The energy drained from their game, however, as their previously dominant pack were met on equal terms by resurgent Argentina and their backline shuffled pointlessly across the pitch, bereft of ideas.
A late try from substitute Ben Morgan pulled them clear, ending a Pumas fightback founded on the place kicking of fly-half Nicolas Sanchez.
Owen Farrell finished with 11 points after landing a penalty and converting all four of England's tries as the team posted their ninth win in 10 matches and their sixth successive victory at Twickenham.
It is an admirable run of results, but this was not the warm-up head coach Stuart Lancaster was seeking ahead of New Zealand's visit next Saturday in the climax to the autumn.
Several of the players who were muted in the 20-13 victory over Australia were more conspicuous, inside centre Twelvetrees and scrum-half Lee Dickson among them, at least in the first half.
But even they faded alongside their team-mates as England lost their way alarmingly as the match deteriorated into a drab spectacle, spoiling memories of the early glut of tries.
Among those to hold their head high was hooker Dylan Hartley, who was superb throughout, carrying the fight to Argentina and deservedly finishing man of the match.
There was no lack of ambition from England, a fact apparent early on as once Farrell and Sanchez had exchanged penalties, the Saracens fly-half found touch instead of taking a shot at goal.

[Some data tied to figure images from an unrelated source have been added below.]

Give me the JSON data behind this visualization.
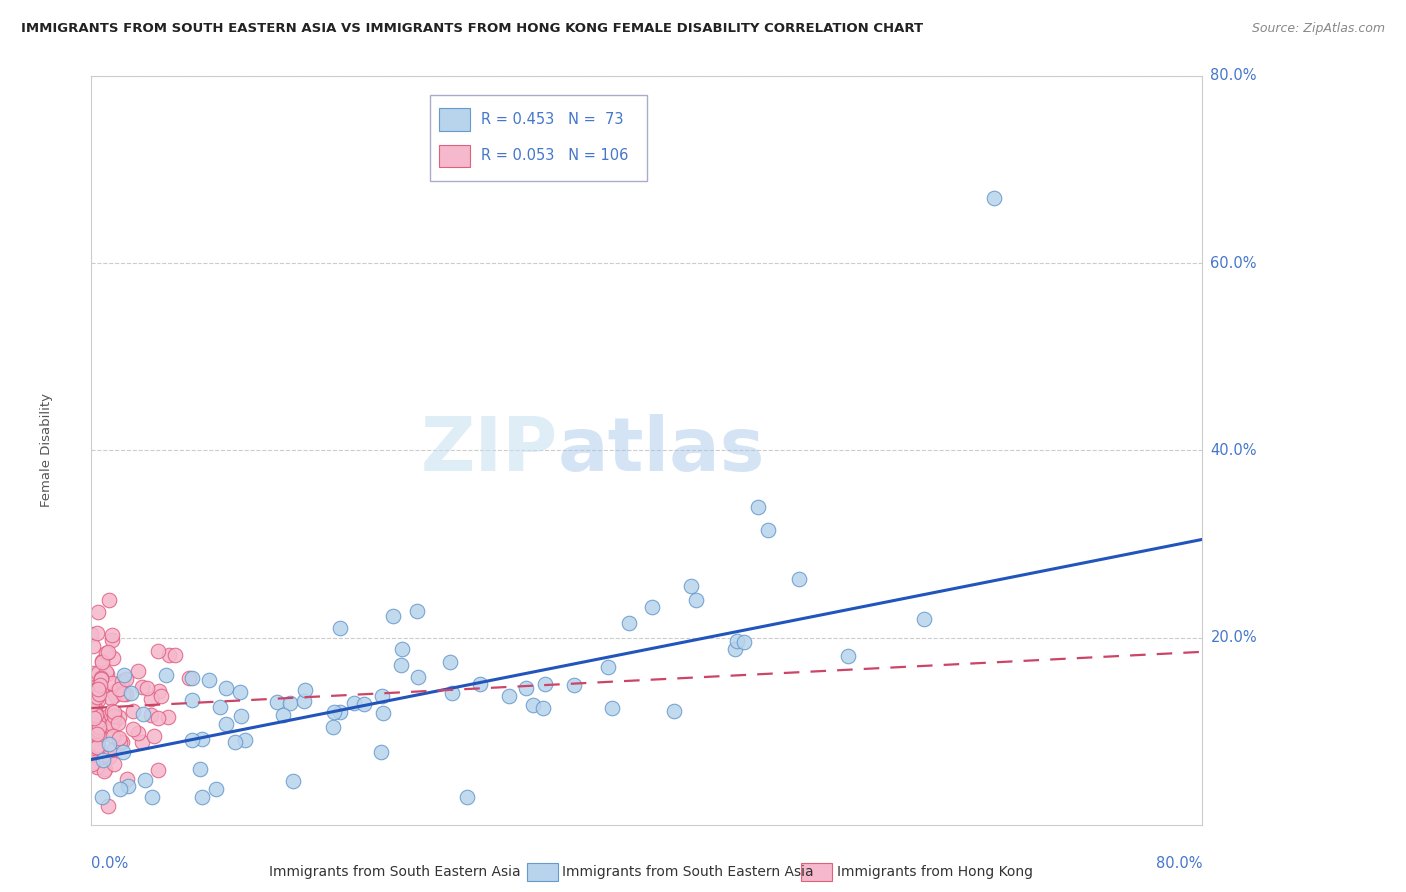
{
  "title": "IMMIGRANTS FROM SOUTH EASTERN ASIA VS IMMIGRANTS FROM HONG KONG FEMALE DISABILITY CORRELATION CHART",
  "source": "Source: ZipAtlas.com",
  "series1_label": "Immigrants from South Eastern Asia",
  "series1_R": 0.453,
  "series1_N": 73,
  "series1_color": "#b8d4ec",
  "series1_edge": "#6699cc",
  "series2_label": "Immigrants from Hong Kong",
  "series2_R": 0.053,
  "series2_N": 106,
  "series2_color": "#f5b8cc",
  "series2_edge": "#e06080",
  "trendline1_color": "#2255bb",
  "trendline2_color": "#cc4466",
  "watermark_zip": "ZIP",
  "watermark_atlas": "atlas",
  "background_color": "#ffffff",
  "grid_color": "#cccccc",
  "axis_label_color": "#4477cc",
  "xlim": [
    0.0,
    0.8
  ],
  "ylim": [
    0.0,
    0.8
  ],
  "ylabel": "Female Disability",
  "trendline1_x0": 0.0,
  "trendline1_y0": 0.07,
  "trendline1_x1": 0.8,
  "trendline1_y1": 0.305,
  "trendline2_x0": 0.0,
  "trendline2_y0": 0.125,
  "trendline2_x1": 0.8,
  "trendline2_y1": 0.185
}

The bold move continued a promising spell as England's confidence grew and from the ensuing line-out they were held up over the line.

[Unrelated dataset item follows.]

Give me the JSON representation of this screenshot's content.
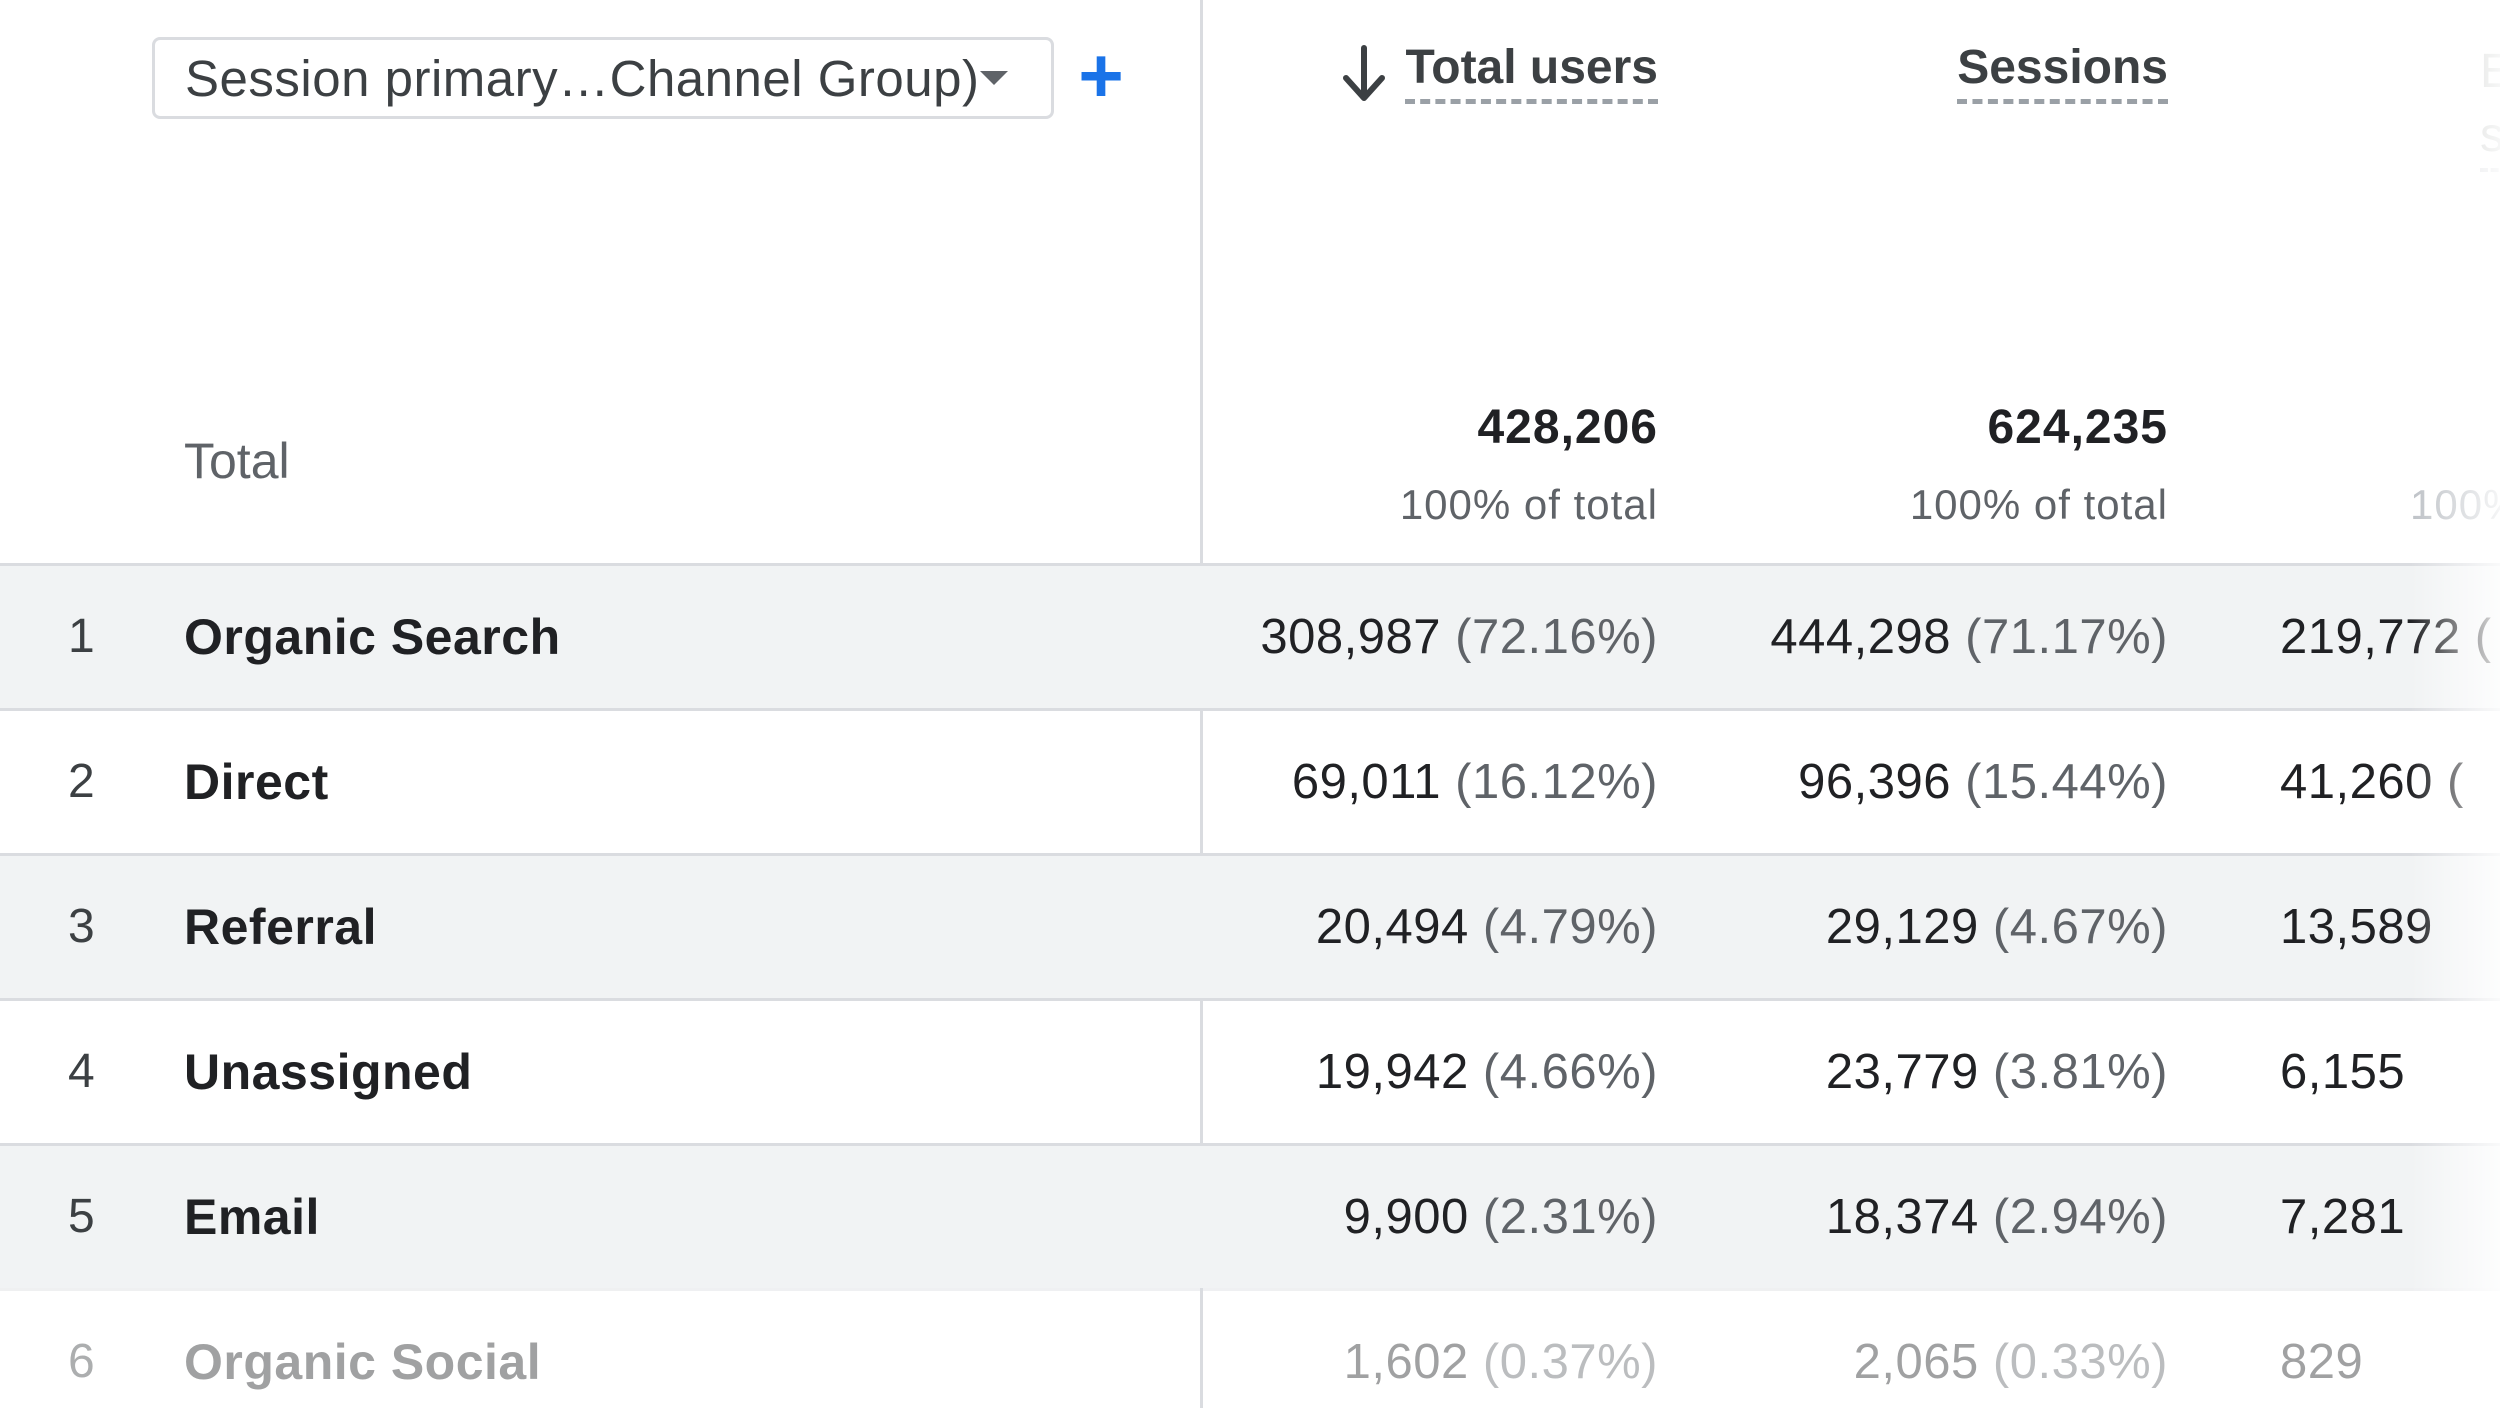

Referee Pascal Gauzere gave them a second stab at the whitewash, however, and this time once Hartley had found Courtney Lawes, they drove over with Launchbury touching down.
Argentina gained a foothold at the scrum, winning a penalty against David Wilson that long-range specialist Marcelo Bosch sent between the uprights with a gigantic kick.
Ashton harmed his chances of being retained against New Zealand after failing to complete a simple finish once a pass from full-back Mike Brown left him with only Lucas Gonzalez Amorosino to beat.
But England would not be thwarted in the 22nd minute and Ashton played a role, scooping up a loose ball during a backs move and feeding Twelvetrees.
Twelvetrees had Brown in space outside him but used his strength to power over, breaking three tackles, and Farrell converted.
There was no respite for Argentina as ruthless England ran in a third try with Ashton the scorer.
Chris Robshaw and Hartley, who repeatedly carried the ball into the heart of the Pumas defence, made yards and in an instant the ball was switched right with Farrell sending Ashton over.
Loosehead prop Alex Corbisiero appeared for the second half, replacing Joe Marler, but it was Argentina who started brighter after the interval.
Even with British and Irish Lions hero Corbisiero on the pitch their scrum remained on top, winning a penalty that Sanchez dispatched.
England needed to meet the Pumas' revival head on and they did just that with Robshaw, Farrell and Courtney Lawes flattening opponents with big tackles.
When they eventually took possession, the accuracy that decorated their play in the first half had vanished with Twelvetrees among those no longer so composed on the ball.
The next score was supplied by Sanchez, cutting the deficit to 24-12 as England continued to lose their way in the third quarter.
Argentina were now the dominant force as England continued to stumble aimlessly through the second half.
Sanchez missed a penalty, but the Pumas remained in possession with Benjamin Macome almost wriggling through a gap.
They were caught off guard with four minutes to go, however, as substitute Morgan capitalised on some poor tackling after a line-out to storm over.